Despite the large expanse of land that cuts across the country from the North, South, East and West, it’s very shocking and rather sad that there’s not enough food to go round.
But then, this was not the case in the past. Agriculture was the mainstay of the Nigerian economy: groundnut pyramids from the north; cocoa from the west; and kola nut from the east.
In 1956, Nigeria struck something sweeter and juicier than agriculture. On that fateful day, in the village of Oloibiri, the country discovered oil and agriculture took a back seat.
The country literarily abdicated and abandoned every other sector for oil thus making the Nigerian economy a mono-product economy.
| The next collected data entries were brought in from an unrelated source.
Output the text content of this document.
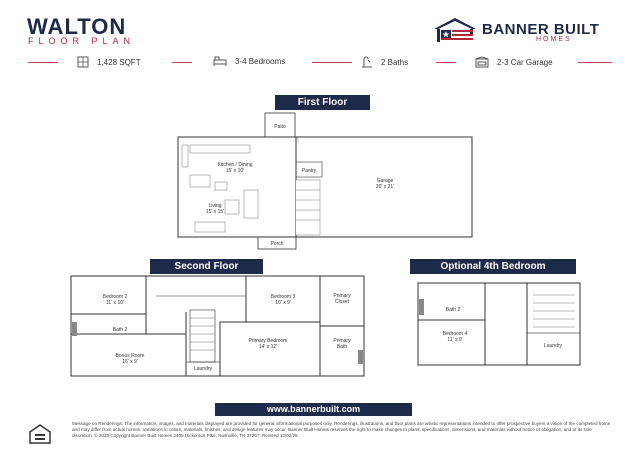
WALTON
FLOOR PLAN
BANNER BUILT
HOMES
1,428 SQFT	3-4 Bedrooms	2 Baths	2-3 Car Garage
First Floor
Kitchen / Dining
15' x 10'
Patio
Pantry
Garage
20' x 21'
Living
15' x 15'
Porch
Second Floor
Bedroom 2
11' x 10'
Bedroom 3
10' x 9'
Primary
Closet
Bath 2
Primary Bedroom
14' x 12'
Primary
Bath
Bonus Room
16' x 9'
Laundry
Optional 4th Bedroom
Bath 2
Bedroom 4
11' x 9'
Laundry
www.bannerbuilt.com
Message on Renderings: The information, images, and materials displayed are provided for general informational purposes only. Renderings, illustrations, and floor plans are artistic representations intended to offer prospective buyers a vision of the completed home and may differ from actual homes. Variations in colors, materials, finishes, and design features may occur. Banner Built Homes reserves the right to make changes to plans, specifications, dimensions, and materials without notice or obligation, and at its sole discretion. © 2025 Copyright Banner Built Homes 2405 Dickerson Pike, Nashville, TN 37207. Revised 12/02/25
From one oil boom to another, Nigeria was revelling in the pool of petrol dollars while agriculture that has the possibility of gainfully employing and feeding Nigerians took the backseat. Agriculture cried and cried for attention but was neglected. This is why some people have described oil as a ‘curse’ rather than a blessing to the country.
Now, agriculture is very frail and everyone including the government is running helter-skelter to revive it. And oil has lost its fanfare.
Interestingly, technology has a solution for almost every problem. In the case of agriculture, digital farming is the tech innovation being used to solve the Nigerian food crises. Digital farming or agriculture is the use of new and advanced technologies, integrated into one system, to enable farmers and other stakeholders within the agriculture value chain to improve food production.
How digital farming works
Technology as earlier said has a solution for almost everything. It simply depends on how you deploy it. For those who ‘hate’ farming, digital farming is perfect for you. And the story of digital farming is incomplete without referencing Farmcrowdy. Farmcrowdy can be described as the first digital farm in Nigeria.
With digital farming, you do not need to own a farm. You simply invest your money in any of the available farms advertised on the digital farm platform and at the end of the harvesting cycle, you get your return on investment plus interest. The reason why this works is that digital farm platform provides support for farmers to guarantee improved crop yield and preservation of harvest. This will, in turn, reduce food waste and increase food production.
The eCommerce is a foolproof business model that has been tried and tested by Jumia, Nigeria’s no 1 shopping destination and it has really been successful so far. As such, it is nonplus that the eCommerce business model is being replicated in other sectors of the Nigerian economy.
Can digital farming tackle food shortage in Nigeria?
Food shortage is a threat to Nigeria’s existence. This is not supposed to be the case in Nigeria because of the availability of large expanse of fertile lands. Thankfully, digital farming arrived and every Nigerian now has the opportunity to play a role in Agriculture even though they do not need to work on the farm. This is the real catch. Therefore, it is very possible for digital farming to tackle food shortage.
Digital farmers cannot do it alone. All stakeholders must come together to find a solution to the food shortage crises in Nigeria. For now, the digital farmers can only do as much.